1.     exemples de programmes transversaux :

  1. accès à l’information : afin de rendre les documents administratifs disponibles et utilisables, une loi est nécessaire car elle transformera une faveur en droit. Il faut aussi que des mécanismes de mise à disposition soient installés dans les ministères et organismes publics.
  2. gestion des conflits d’intérêts : pour éviter que les décideurs ne prennent des décisions favorisant leurs intérêts personnels ou ceux de leurs proches, il faut mettre en place un véritable système de gestion de ces conflits. De plus, l’apparence d’un conflit d’intérêts est aussi grave que le conflit lui-même car elle sape la confiance du public, base de l’action de l’Etat.

2.     exemples de programmes sectoriels :

  1. gouvernance économique : forêts, mines, pêches etc.

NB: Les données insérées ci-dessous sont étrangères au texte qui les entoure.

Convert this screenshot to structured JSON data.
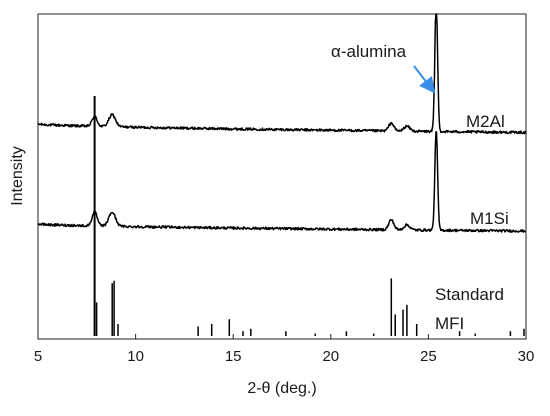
{
  "chart_data": {
    "type": "line",
    "xlabel": "2-θ (deg.)",
    "ylabel": "Intensity",
    "xlim": [
      5,
      30
    ],
    "x_ticks": [
      5,
      10,
      15,
      20,
      25,
      30
    ],
    "x_tick_labels": [
      "5",
      "10",
      "15",
      "20",
      "25",
      "30"
    ],
    "grid": false,
    "annotation": {
      "text": "α-alumina",
      "points_to_x": 25.4,
      "arrow_color": "#3a8ee6"
    },
    "series": [
      {
        "name": "M2Al",
        "color": "#000000",
        "baseline_start": 12,
        "baseline_end": 3.5,
        "noise": 1.2,
        "peaks": [
          {
            "x": 7.9,
            "h": 10,
            "w": 0.13
          },
          {
            "x": 8.8,
            "h": 12,
            "w": 0.17
          },
          {
            "x": 23.1,
            "h": 8,
            "w": 0.13
          },
          {
            "x": 23.9,
            "h": 5,
            "w": 0.15
          },
          {
            "x": 25.4,
            "h": 130,
            "w": 0.07
          }
        ]
      },
      {
        "name": "M1Si",
        "color": "#000000",
        "baseline_start": 12,
        "baseline_end": 5,
        "noise": 1.2,
        "peaks": [
          {
            "x": 7.9,
            "h": 14,
            "w": 0.13
          },
          {
            "x": 8.8,
            "h": 14,
            "w": 0.17
          },
          {
            "x": 23.1,
            "h": 10,
            "w": 0.13
          },
          {
            "x": 23.9,
            "h": 5,
            "w": 0.15
          },
          {
            "x": 25.4,
            "h": 100,
            "w": 0.07
          }
        ]
      },
      {
        "name": "Standard MFI",
        "color": "#000000",
        "type": "stick",
        "sticks": [
          [
            7.9,
            100
          ],
          [
            8.0,
            14
          ],
          [
            8.8,
            22
          ],
          [
            8.9,
            23
          ],
          [
            9.1,
            5
          ],
          [
            13.2,
            4
          ],
          [
            13.9,
            5
          ],
          [
            14.8,
            7
          ],
          [
            15.5,
            2
          ],
          [
            15.9,
            3
          ],
          [
            17.7,
            2
          ],
          [
            19.2,
            1
          ],
          [
            20.8,
            2
          ],
          [
            22.2,
            1
          ],
          [
            23.1,
            24
          ],
          [
            23.3,
            9
          ],
          [
            23.7,
            11
          ],
          [
            23.9,
            13
          ],
          [
            24.4,
            5
          ],
          [
            26.6,
            2
          ],
          [
            27.4,
            1
          ],
          [
            29.2,
            2
          ],
          [
            29.9,
            3
          ]
        ]
      }
    ],
    "series_labels": [
      "M2Al",
      "M1Si",
      "Standard",
      "MFI"
    ]
  }
}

Une loi sur la concurrence a été adoptée mais elle demeure sans effet. Il faudrait créer le Conseil sur la concurrence.
  2. la gestion des finances publiques : la création du Conseil de discipline budgétaire et financière pour prolonger l’action de la Cour des Comptes par (CDBF).
  3. la défense des droits humains : mise en oeuvre de la loi de juillet 2008 sur le Conseil National de Droits Humains (CNDH).
  4. gouvernance parlementaire : normes définissant les conditions d’élection, le déroulement des mandats, la redevabilité envers les électeurs, l’interpellation du gouvernement et la capacité à proposer des lois.